Title: Keeping The Moon
Author: Sarah Dessen
Series: None
Publisher: Speak
Publication Date: May 11, 2004
Genre: Realistic Fiction; Contemporary; Young Adult
Pages: 228
Format: Hardback
goodreads
Colie expects the worst when she's sent to spend the summer with her eccentric aunt Mira while her mother, queen of the television infomercial, tours Europe. Always an outcast -- first for being fat and then for being "easy" -- Colie has no friends at home and doesn't expect to find any in Colby, North Carolina. But then she lands a job at the Last Chance Cafe and meets fellow waitresses Morgan and Isabel, best friends with a loving yet volatile relationship. Wacky yet wise, Morgan and Isabel help Colie see herself in a new way and realize the potential that has been there all along.





You should never be surprised when someone treats you with respect, you should expect it. 
When Colie visits her unexpectedly eccentric Aunt Mira, her life gets flipped around as she meets new friends, learns how to deal with the ordeals of waitressing, and discovers how to love. When you’re the daughter of a famously optimistically person, known for changing her life with her incomparable amount of self-motivation, people tend to expect the same from you. Colie, however, finds it hard to be positive about her life, even with her newly thinned physique and stare-inducing lip ring. She must learn to unconditionally love herself before she can confront her haunting past.
It's so, so stupid what we do to ourselves because we're afraid. It's so stupid. 
How do you do it Sarah Dessen? How do you manage to make the most perfect stories with just the right proportions of love, friendship, self-learning? How do you know so much about life and how to live it? The writing in Keeping the Moon was perfect in every sense of the world. Even when the book was finished, that warm fuzzy feeling that I only seem to get when I read really well done contemporary novels still remained. I have yet to read a Sarah Dessen book that I didn’t like. Coming-of-age journeys you simply can't not learn from, and deliciously sweet romances that are realistic in the rawest of ways, all at the same time. Who could say no? Really? 

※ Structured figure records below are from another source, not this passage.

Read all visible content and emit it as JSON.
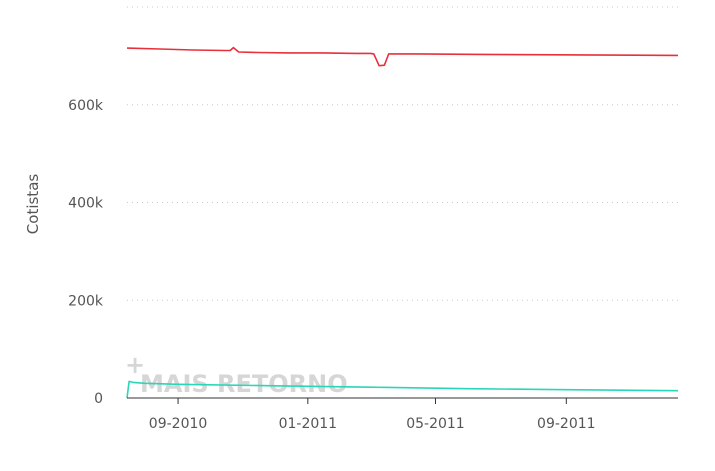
{
  "chart_data": {
    "type": "line",
    "ylabel": "Cotistas",
    "xlabel": "",
    "title": "",
    "ylim": [
      0,
      800000
    ],
    "y_ticks": [
      0,
      200000,
      400000,
      600000
    ],
    "y_tick_labels": [
      "0",
      "200k",
      "400k",
      "600k"
    ],
    "x_domain": [
      "2010-07-15",
      "2011-12-15"
    ],
    "x_ticks": [
      "2010-09-01",
      "2011-01-01",
      "2011-05-01",
      "2011-09-01"
    ],
    "x_tick_labels": [
      "09-2010",
      "01-2011",
      "05-2011",
      "09-2011"
    ],
    "grid": true,
    "colors": {
      "series_1": "#e8303a",
      "series_2": "#2ad6b8",
      "watermark": "#d6d6d6"
    },
    "series": [
      {
        "x": [
          "2010-07-15",
          "2010-08-15",
          "2010-09-15",
          "2010-10-15",
          "2010-10-20",
          "2010-10-23",
          "2010-10-28",
          "2010-11-15",
          "2010-12-15",
          "2011-01-15",
          "2011-02-15",
          "2011-03-01",
          "2011-03-04",
          "2011-03-09",
          "2011-03-14",
          "2011-03-18",
          "2011-04-15",
          "2011-06-15",
          "2011-09-15",
          "2011-12-15"
        ],
        "y": [
          716000,
          714000,
          712000,
          711000,
          711000,
          717000,
          708000,
          707000,
          706000,
          706000,
          705000,
          705000,
          704000,
          680000,
          681000,
          704000,
          704000,
          703000,
          702000,
          701000
        ]
      },
      {
        "x": [
          "2010-07-15",
          "2010-07-17",
          "2010-07-21",
          "2010-08-01",
          "2010-09-01",
          "2010-12-01",
          "2011-03-01",
          "2011-06-01",
          "2011-09-01",
          "2011-12-15"
        ],
        "y": [
          0,
          34000,
          32000,
          30000,
          28000,
          25000,
          22000,
          19000,
          17000,
          15000
        ]
      }
    ],
    "watermark": "MAIS RETORNO"
  }
}
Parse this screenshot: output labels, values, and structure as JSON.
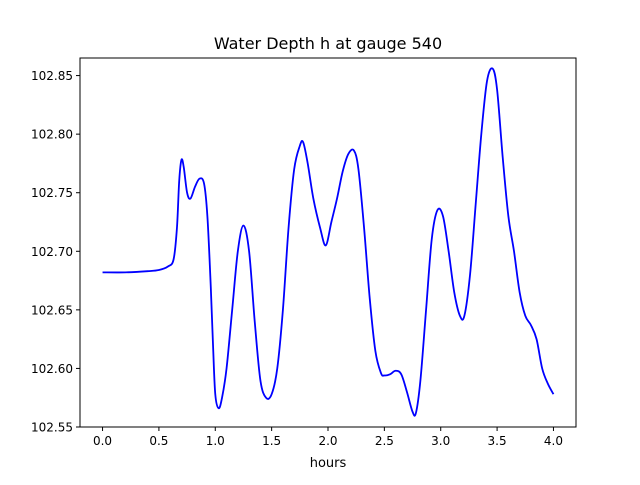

Keeping the Moon brought up some themes about life that I whole-heartedly agree with. It’s like I’ve always known they were true, but never could put it into words the right way. Like, you have to love yourself before anyone else can. Don’t ask permission to be respected; demand it. Everyone is beautiful in one way or another. This book is so filled with brutally honest quotes, I didn’t know what to do with myself!
Self respect, Colie. If you don't have it, the world will walk all over you.
I can’t say that I related with Colie, because I didn’t. At all, really. And sometimes her wallowing pulled just a little bit too hard on my nerves. But one character I honest-to-God loved? Isabel. If I could have one friend from a book it would be Isabel. Pure awesomeness personified in a character from a book. Most of the really good quotes come from her. Her don’t-give-me-crap attitude was amazingly refreshing and inspiring. She expected nothing less than the best. And I admire that.

This book was just another one added to the list of Sarah Dessen successes. Perfect summer read.